GCP alert: Only alerting when threshold is violated for multiple measurement periods

1.6k Views Asked by At

In GCP, I have an alerting policy on database CPU and memory usage. For example, if CPU is over 50% over a 1m period, the alert fires.

The alert is kind of noisy. With other systems, I've been able to alert only if the threshold is violated multiple times, e.g.

  • If the threshold is violated for 2 consecutive minutes.
  • If over a 5 minute period, the threshold is violated in 3 of those minutes.

(Note: I don't want to simply change my alignment period to 2 minutes.)

There are a couple things I've seen in the GCP alert configuration that might help here:

  1. Change the "trigger"
    • UI: "Alert trigger: Number of time series violates", "Minimum number of time series in violation: 2".
    • JSON: "trigger": {"count": 2}
  2. Change the "retest window"
    • UI: "Advanced Options" → "Retest window: 2m"
    • JSON: "duration": "120s"

But I can't figure out exactly how these work.
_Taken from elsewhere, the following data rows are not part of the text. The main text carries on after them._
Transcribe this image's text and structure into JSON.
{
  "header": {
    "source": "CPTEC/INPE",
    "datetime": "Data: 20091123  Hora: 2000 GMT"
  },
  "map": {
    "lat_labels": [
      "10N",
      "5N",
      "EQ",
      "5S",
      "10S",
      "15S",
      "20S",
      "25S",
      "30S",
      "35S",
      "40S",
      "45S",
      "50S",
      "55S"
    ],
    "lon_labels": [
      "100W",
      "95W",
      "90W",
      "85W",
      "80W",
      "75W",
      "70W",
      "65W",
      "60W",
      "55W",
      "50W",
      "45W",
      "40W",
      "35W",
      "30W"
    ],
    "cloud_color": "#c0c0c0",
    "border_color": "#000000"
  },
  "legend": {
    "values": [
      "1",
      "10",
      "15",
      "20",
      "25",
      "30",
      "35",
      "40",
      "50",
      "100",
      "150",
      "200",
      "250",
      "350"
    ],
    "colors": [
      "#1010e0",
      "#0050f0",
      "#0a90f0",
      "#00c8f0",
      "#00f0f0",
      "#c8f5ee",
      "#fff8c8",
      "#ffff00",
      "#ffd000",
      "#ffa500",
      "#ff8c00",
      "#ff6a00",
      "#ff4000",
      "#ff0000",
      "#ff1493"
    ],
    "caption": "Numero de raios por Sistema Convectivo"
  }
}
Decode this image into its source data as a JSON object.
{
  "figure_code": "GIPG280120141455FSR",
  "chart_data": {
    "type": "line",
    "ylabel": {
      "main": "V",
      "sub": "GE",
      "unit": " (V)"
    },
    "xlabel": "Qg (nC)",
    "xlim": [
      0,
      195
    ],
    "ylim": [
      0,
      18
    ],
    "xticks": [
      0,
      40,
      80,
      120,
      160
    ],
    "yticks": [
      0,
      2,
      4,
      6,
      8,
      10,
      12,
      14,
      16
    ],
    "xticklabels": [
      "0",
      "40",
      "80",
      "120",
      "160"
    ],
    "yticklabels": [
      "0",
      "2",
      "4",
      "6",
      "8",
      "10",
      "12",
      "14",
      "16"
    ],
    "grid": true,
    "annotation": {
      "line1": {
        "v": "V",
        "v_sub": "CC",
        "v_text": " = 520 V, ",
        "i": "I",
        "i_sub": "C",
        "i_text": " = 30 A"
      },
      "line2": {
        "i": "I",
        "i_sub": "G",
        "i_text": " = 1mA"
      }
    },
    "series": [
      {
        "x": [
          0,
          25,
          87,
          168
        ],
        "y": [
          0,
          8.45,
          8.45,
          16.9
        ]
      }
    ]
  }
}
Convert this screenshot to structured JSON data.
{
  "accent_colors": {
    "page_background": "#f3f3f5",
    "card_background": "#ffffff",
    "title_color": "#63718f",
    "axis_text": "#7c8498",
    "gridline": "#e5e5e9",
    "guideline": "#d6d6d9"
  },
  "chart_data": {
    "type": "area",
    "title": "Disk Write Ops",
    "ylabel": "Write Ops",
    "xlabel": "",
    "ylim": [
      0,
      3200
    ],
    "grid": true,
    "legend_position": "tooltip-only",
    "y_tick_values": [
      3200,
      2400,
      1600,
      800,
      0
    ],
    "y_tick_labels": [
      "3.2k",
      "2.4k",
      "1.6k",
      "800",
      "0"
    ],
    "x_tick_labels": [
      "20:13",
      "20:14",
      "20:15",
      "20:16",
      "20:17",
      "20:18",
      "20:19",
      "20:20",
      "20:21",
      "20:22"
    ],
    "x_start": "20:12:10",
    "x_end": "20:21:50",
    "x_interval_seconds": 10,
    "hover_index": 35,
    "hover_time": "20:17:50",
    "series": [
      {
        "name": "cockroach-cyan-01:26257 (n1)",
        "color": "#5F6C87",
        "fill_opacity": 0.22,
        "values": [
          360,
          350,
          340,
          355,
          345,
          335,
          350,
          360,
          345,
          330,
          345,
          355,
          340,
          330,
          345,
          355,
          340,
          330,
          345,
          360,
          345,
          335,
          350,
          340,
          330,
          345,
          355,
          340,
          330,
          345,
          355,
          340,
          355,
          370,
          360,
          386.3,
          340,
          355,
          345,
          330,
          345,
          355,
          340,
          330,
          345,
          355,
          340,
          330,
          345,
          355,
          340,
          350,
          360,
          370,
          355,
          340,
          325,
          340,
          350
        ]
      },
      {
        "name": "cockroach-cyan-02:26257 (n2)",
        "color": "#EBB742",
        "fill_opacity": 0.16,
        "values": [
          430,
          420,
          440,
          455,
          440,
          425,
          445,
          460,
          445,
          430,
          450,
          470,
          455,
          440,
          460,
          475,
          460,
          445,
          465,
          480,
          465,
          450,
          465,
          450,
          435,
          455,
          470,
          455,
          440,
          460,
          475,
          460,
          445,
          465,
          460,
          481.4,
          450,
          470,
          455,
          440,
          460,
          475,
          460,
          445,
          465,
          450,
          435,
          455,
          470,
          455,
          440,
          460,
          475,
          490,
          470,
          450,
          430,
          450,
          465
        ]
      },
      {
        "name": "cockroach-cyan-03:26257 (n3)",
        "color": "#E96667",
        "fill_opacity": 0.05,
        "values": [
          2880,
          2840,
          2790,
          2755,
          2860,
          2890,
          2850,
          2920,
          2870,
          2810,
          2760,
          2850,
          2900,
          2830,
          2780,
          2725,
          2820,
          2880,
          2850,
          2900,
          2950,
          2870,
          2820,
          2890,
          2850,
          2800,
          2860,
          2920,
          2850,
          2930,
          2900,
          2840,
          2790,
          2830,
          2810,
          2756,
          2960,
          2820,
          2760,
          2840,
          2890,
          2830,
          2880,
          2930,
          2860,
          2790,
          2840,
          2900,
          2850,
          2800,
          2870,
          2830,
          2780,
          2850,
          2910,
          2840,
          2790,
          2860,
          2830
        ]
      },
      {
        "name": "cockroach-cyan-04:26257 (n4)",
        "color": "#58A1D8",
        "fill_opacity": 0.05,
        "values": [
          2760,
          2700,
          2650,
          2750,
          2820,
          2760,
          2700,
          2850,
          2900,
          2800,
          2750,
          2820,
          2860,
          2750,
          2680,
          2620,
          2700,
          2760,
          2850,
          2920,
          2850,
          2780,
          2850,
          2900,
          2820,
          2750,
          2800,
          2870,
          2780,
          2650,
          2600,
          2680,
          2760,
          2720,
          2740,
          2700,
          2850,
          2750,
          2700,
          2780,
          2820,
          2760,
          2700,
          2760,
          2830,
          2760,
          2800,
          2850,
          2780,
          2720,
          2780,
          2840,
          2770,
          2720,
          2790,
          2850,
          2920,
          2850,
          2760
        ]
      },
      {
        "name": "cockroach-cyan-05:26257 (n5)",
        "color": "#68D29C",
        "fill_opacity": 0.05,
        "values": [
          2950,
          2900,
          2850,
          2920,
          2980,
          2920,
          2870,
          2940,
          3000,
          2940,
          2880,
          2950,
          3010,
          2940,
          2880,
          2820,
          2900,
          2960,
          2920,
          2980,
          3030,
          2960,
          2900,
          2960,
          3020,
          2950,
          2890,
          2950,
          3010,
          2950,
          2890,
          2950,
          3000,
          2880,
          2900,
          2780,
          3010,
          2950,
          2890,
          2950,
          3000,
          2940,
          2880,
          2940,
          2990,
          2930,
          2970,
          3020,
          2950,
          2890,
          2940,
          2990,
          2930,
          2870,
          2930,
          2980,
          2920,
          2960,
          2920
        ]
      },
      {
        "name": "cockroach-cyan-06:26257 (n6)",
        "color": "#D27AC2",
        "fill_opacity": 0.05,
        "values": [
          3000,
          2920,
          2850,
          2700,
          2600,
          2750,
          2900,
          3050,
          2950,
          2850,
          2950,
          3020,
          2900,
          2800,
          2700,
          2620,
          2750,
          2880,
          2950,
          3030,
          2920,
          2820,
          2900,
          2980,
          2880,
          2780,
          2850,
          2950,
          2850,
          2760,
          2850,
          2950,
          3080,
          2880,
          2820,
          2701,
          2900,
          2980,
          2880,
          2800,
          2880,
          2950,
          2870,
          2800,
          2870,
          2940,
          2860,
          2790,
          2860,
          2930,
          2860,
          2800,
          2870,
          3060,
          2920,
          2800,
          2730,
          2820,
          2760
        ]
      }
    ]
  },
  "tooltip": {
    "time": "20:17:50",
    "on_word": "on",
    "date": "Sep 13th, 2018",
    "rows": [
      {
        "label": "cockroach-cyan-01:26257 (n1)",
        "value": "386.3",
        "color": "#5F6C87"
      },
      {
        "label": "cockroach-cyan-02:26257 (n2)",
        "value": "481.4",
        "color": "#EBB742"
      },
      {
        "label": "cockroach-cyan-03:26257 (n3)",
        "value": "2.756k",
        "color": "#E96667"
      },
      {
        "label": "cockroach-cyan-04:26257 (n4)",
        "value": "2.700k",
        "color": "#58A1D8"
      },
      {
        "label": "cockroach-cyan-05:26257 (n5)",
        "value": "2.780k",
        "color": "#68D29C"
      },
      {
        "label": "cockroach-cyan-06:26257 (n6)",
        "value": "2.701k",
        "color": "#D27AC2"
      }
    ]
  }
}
Can these be used to achieve the goal?

1

There are 1 best solutions below

1
On

The restest window option is usefull in the scenario i think, i have similar requirement that i have set it up in GCP alert policy for db CPU uttlisation breaches 70 % for 5 mins rolling time . if the alert gets clear in 5mins it wont alert but it reappears again for more than 10mins ,it can trigger alert.

I have setup in restest window of time limit 10mins.